Peter Alliss has revealed this could be his last Masters in the commentary booth and after his latest comments, the BBC might well be relieved if this proves to be the case.

The 86-year-old has worked for the corporation for 56 years, establishing himself as the voice of British golf in he process. However, he has come under increasing criticism over recent years for remarks, which many believe to be sexist. His detractors will surely roll his eyes at his latest declarations.

“I’ll try not to be too much of a dinosaur [when covering this year’s Masters], but remember: dinosaurs are making a comeback,” Alliss told Newsweek.

“No matter how you wrap it up, women will never be able to do things that men can do. If we want to be equal, are you going to get a woman fighting for the heavyweight championship of the world [in] boxing? Are you? Could you?

Alliss continued: “I think women are more delicate than men. I like holding chairs for women. I enjoy the company of women. I don’t want to be bullied by them. I don’t care for macho women, I don’t care for them very much. And yet they’re prevalent today, and very prevalent in some cases. And very forward.”

Alliss will inevitably come under flak but his past experiences will show that he will remain unrepentant. After the 2015 Open, the BBC felt obliged to apologise for Alliss’s aside about Zach Johnson’s wife, Kim Barclay, as he stood over the putt to win the Claret Jug.

The BBC apologised for comments Alliss made about Kim Barclay in 2015 Credit: AP

"She is probably thinking - 'if this goes in I get a new kitchen' Alliss said. Earlier that year he had caused consternation when telling the Radio Times  that the Equality Act had “buggered up” the game.

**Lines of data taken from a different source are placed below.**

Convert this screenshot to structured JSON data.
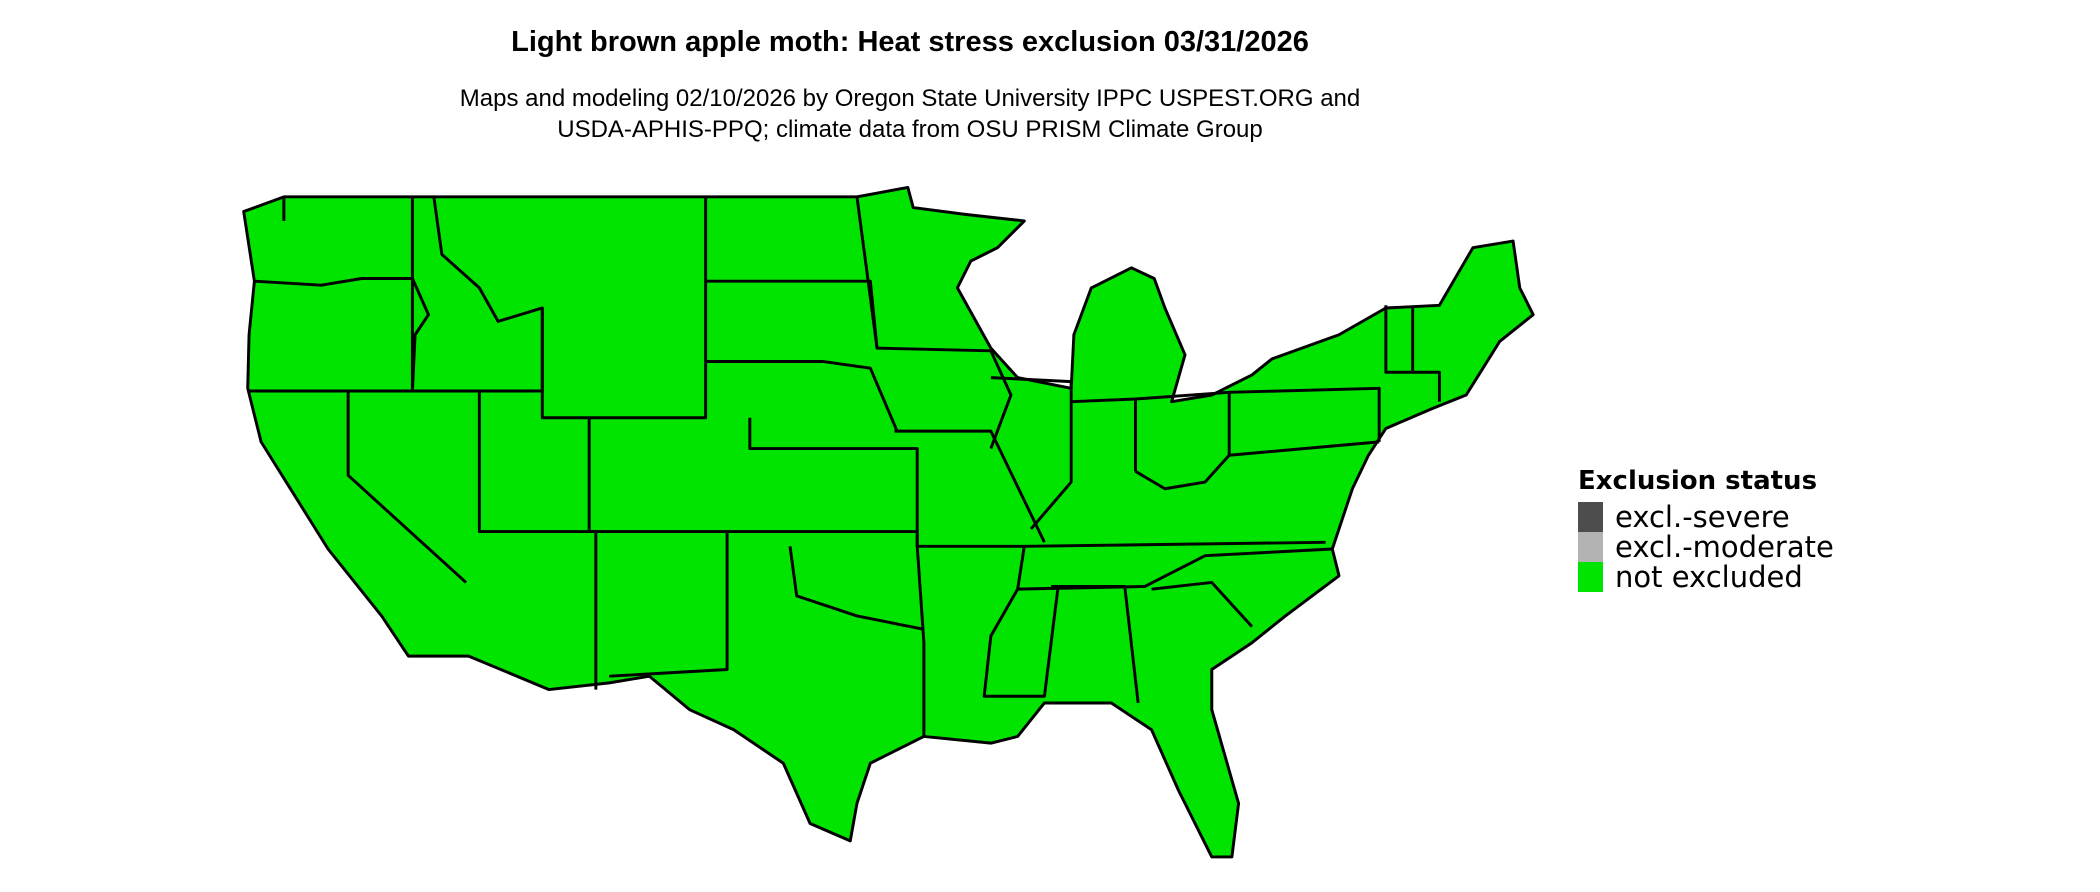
{
  "title": "Light brown apple moth: Heat stress exclusion 03/31/2026",
  "subtitle_line1": "Maps and modeling 02/10/2026 by Oregon State University IPPC USPEST.ORG and",
  "subtitle_line2": "USDA-APHIS-PPQ; climate data from OSU PRISM Climate Group",
  "map": {
    "region": "Contiguous United States",
    "fill_status": "not excluded",
    "fill_color": "#00e400",
    "border_color": "#000000"
  },
  "legend": {
    "title": "Exclusion status",
    "items": [
      {
        "label": "excl.-severe",
        "color": "#4d4d4d"
      },
      {
        "label": "excl.-moderate",
        "color": "#b3b3b3"
      },
      {
        "label": "not excluded",
        "color": "#00e400"
      }
    ]
  }
}
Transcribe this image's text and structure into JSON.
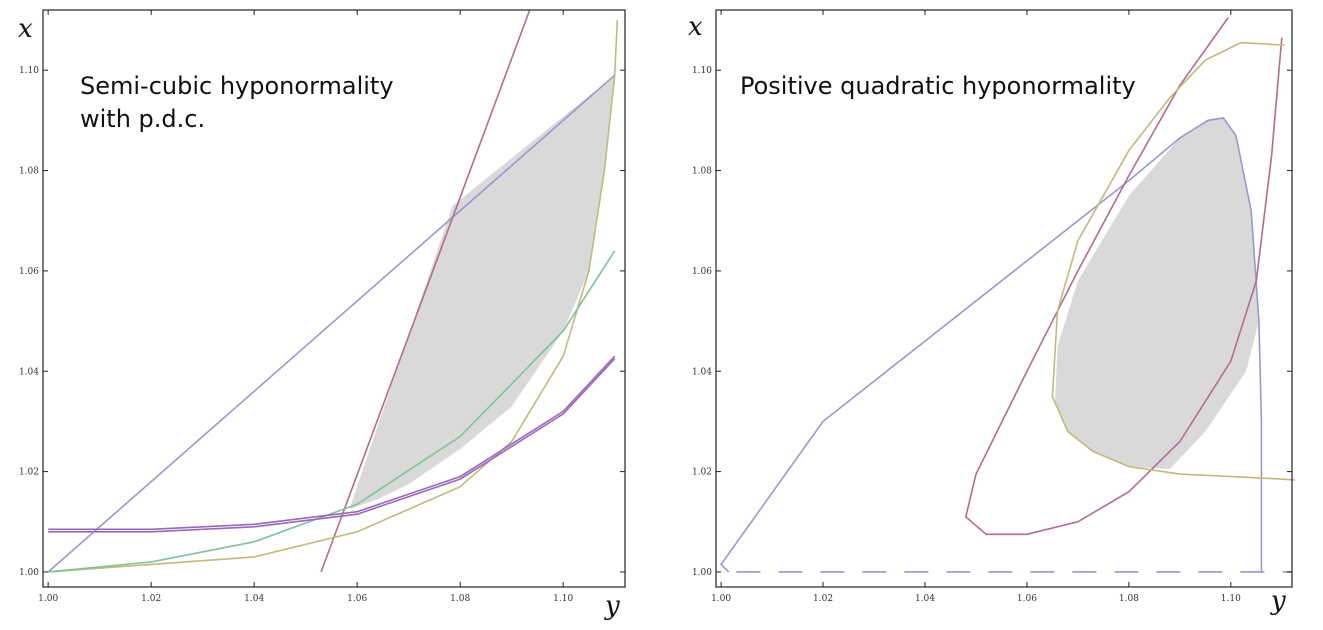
{
  "chart_data": [
    {
      "type": "line",
      "xlabel": "y",
      "ylabel": "x",
      "xlim": [
        0.999,
        1.112
      ],
      "ylim": [
        0.997,
        1.112
      ],
      "xticks": [
        "1.00",
        "1.02",
        "1.04",
        "1.06",
        "1.08",
        "1.10"
      ],
      "yticks": [
        "1.00",
        "1.02",
        "1.04",
        "1.06",
        "1.08",
        "1.10"
      ],
      "annotation": [
        "Semi-cubic hyponormality",
        "with p.d.c."
      ],
      "grid": false,
      "colors": {
        "blue": "#9a98cc",
        "magenta": "#b36b94",
        "olive": "#c2b97c",
        "green": "#7fc39a",
        "purple": "#9968b8",
        "shade": "#d9d9d9"
      },
      "series": [
        {
          "color": "blue",
          "points": [
            [
              1.0,
              1.0
            ],
            [
              1.11,
              1.099
            ]
          ]
        },
        {
          "color": "magenta",
          "points": [
            [
              1.053,
              1.0
            ],
            [
              1.0935,
              1.112
            ]
          ]
        },
        {
          "color": "olive",
          "points": [
            [
              1.0,
              1.0
            ],
            [
              1.04,
              1.003
            ],
            [
              1.06,
              1.008
            ],
            [
              1.08,
              1.017
            ],
            [
              1.09,
              1.026
            ],
            [
              1.1,
              1.043
            ],
            [
              1.105,
              1.06
            ],
            [
              1.108,
              1.08
            ],
            [
              1.11,
              1.099
            ],
            [
              1.1105,
              1.11
            ]
          ]
        },
        {
          "color": "green",
          "points": [
            [
              1.0,
              1.0
            ],
            [
              1.02,
              1.002
            ],
            [
              1.04,
              1.006
            ],
            [
              1.06,
              1.0135
            ],
            [
              1.08,
              1.027
            ],
            [
              1.1,
              1.048
            ],
            [
              1.11,
              1.064
            ]
          ]
        },
        {
          "color": "purple",
          "points": [
            [
              1.0,
              1.0085
            ],
            [
              1.02,
              1.0085
            ],
            [
              1.04,
              1.0095
            ],
            [
              1.06,
              1.012
            ],
            [
              1.08,
              1.019
            ],
            [
              1.1,
              1.032
            ],
            [
              1.11,
              1.043
            ]
          ]
        },
        {
          "color": "purple",
          "points": [
            [
              1.0,
              1.008
            ],
            [
              1.02,
              1.008
            ],
            [
              1.04,
              1.009
            ],
            [
              1.06,
              1.0115
            ],
            [
              1.08,
              1.0185
            ],
            [
              1.1,
              1.0315
            ],
            [
              1.11,
              1.0425
            ]
          ]
        }
      ],
      "region": [
        [
          1.0585,
          1.0125
        ],
        [
          1.064,
          1.0145
        ],
        [
          1.07,
          1.0175
        ],
        [
          1.08,
          1.0245
        ],
        [
          1.09,
          1.033
        ],
        [
          1.1,
          1.048
        ],
        [
          1.105,
          1.06
        ],
        [
          1.108,
          1.08
        ],
        [
          1.11,
          1.099
        ],
        [
          1.0785,
          1.073
        ],
        [
          1.0585,
          1.0125
        ]
      ]
    },
    {
      "type": "line",
      "xlabel": "y",
      "ylabel": "x",
      "xlim": [
        0.999,
        1.112
      ],
      "ylim": [
        0.997,
        1.112
      ],
      "xticks": [
        "1.00",
        "1.02",
        "1.04",
        "1.06",
        "1.08",
        "1.10"
      ],
      "yticks": [
        "1.00",
        "1.02",
        "1.04",
        "1.06",
        "1.08",
        "1.10"
      ],
      "annotation": [
        "Positive quadratic hyponormality"
      ],
      "grid": false,
      "colors": {
        "blue": "#9a98cc",
        "magenta": "#b36b94",
        "olive": "#c2b97c",
        "shade": "#d9d9d9"
      },
      "series": [
        {
          "color": "blue",
          "points": [
            [
              1.106,
              1.0
            ],
            [
              1.106,
              1.01
            ],
            [
              1.106,
              1.03
            ],
            [
              1.1055,
              1.05
            ],
            [
              1.104,
              1.072
            ],
            [
              1.101,
              1.087
            ],
            [
              1.0985,
              1.0905
            ],
            [
              1.0955,
              1.09
            ],
            [
              1.09,
              1.0865
            ],
            [
              1.08,
              1.078
            ],
            [
              1.06,
              1.062
            ],
            [
              1.04,
              1.046
            ],
            [
              1.02,
              1.03
            ],
            [
              1.0,
              1.0015
            ],
            [
              1.0015,
              1.0
            ]
          ]
        },
        {
          "color": "magenta",
          "points": [
            [
              1.0995,
              1.1105
            ],
            [
              1.09,
              1.097
            ],
            [
              1.08,
              1.079
            ],
            [
              1.07,
              1.06
            ],
            [
              1.06,
              1.04
            ],
            [
              1.05,
              1.0195
            ],
            [
              1.048,
              1.011
            ],
            [
              1.052,
              1.0075
            ],
            [
              1.06,
              1.0075
            ],
            [
              1.07,
              1.01
            ],
            [
              1.08,
              1.016
            ],
            [
              1.09,
              1.026
            ],
            [
              1.1,
              1.042
            ],
            [
              1.105,
              1.058
            ],
            [
              1.108,
              1.083
            ],
            [
              1.11,
              1.1065
            ]
          ]
        },
        {
          "color": "olive",
          "points": [
            [
              1.1105,
              1.105
            ],
            [
              1.102,
              1.1055
            ],
            [
              1.095,
              1.102
            ],
            [
              1.088,
              1.0945
            ],
            [
              1.08,
              1.084
            ],
            [
              1.07,
              1.066
            ],
            [
              1.066,
              1.052
            ],
            [
              1.065,
              1.035
            ],
            [
              1.068,
              1.028
            ],
            [
              1.073,
              1.024
            ],
            [
              1.08,
              1.021
            ],
            [
              1.09,
              1.0195
            ],
            [
              1.1,
              1.019
            ],
            [
              1.11,
              1.0185
            ],
            [
              1.1125,
              1.0183
            ]
          ]
        },
        {
          "color": "blue",
          "style": "dashed",
          "points": [
            [
              1.003,
              1.0
            ],
            [
              1.112,
              1.0
            ]
          ]
        }
      ],
      "region": [
        [
          1.0655,
          1.0335
        ],
        [
          1.066,
          1.045
        ],
        [
          1.07,
          1.058
        ],
        [
          1.08,
          1.075
        ],
        [
          1.09,
          1.0865
        ],
        [
          1.0955,
          1.09
        ],
        [
          1.0985,
          1.0905
        ],
        [
          1.101,
          1.087
        ],
        [
          1.104,
          1.072
        ],
        [
          1.1055,
          1.05
        ],
        [
          1.103,
          1.04
        ],
        [
          1.095,
          1.028
        ],
        [
          1.088,
          1.0205
        ],
        [
          1.08,
          1.021
        ],
        [
          1.073,
          1.024
        ],
        [
          1.068,
          1.028
        ],
        [
          1.0655,
          1.0335
        ]
      ]
    }
  ],
  "axis_letters": {
    "x": "x",
    "y": "y"
  }
}
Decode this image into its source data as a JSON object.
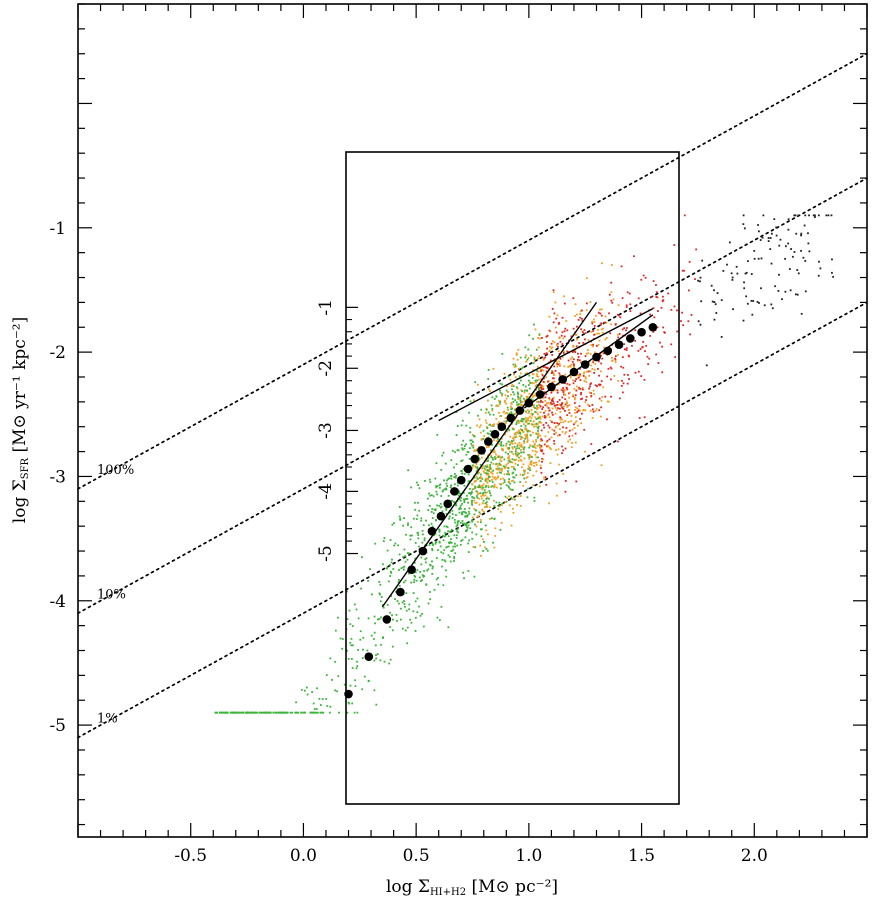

Nevertheless, Alliss has a big support base and many viewers will be upset when he hangs up his microphone, but he admitted this could be his last time at Augusta.

“I don’t know, it could be this year,” Alliss said “When I get to the point where I see something and I can’t respond, I’m interviewed and I have no words to say, this (tapping his head) is getting fuddled… I’ll go before I’m pushed.”

The BBC is down to two live days of golf coverage per year after having as many as 30 a little more than 10 years ago. The presenter Hazel Irvine has already said this will be her final Masters, with Eilidh Barbour due to replace her fellow Scotswoman.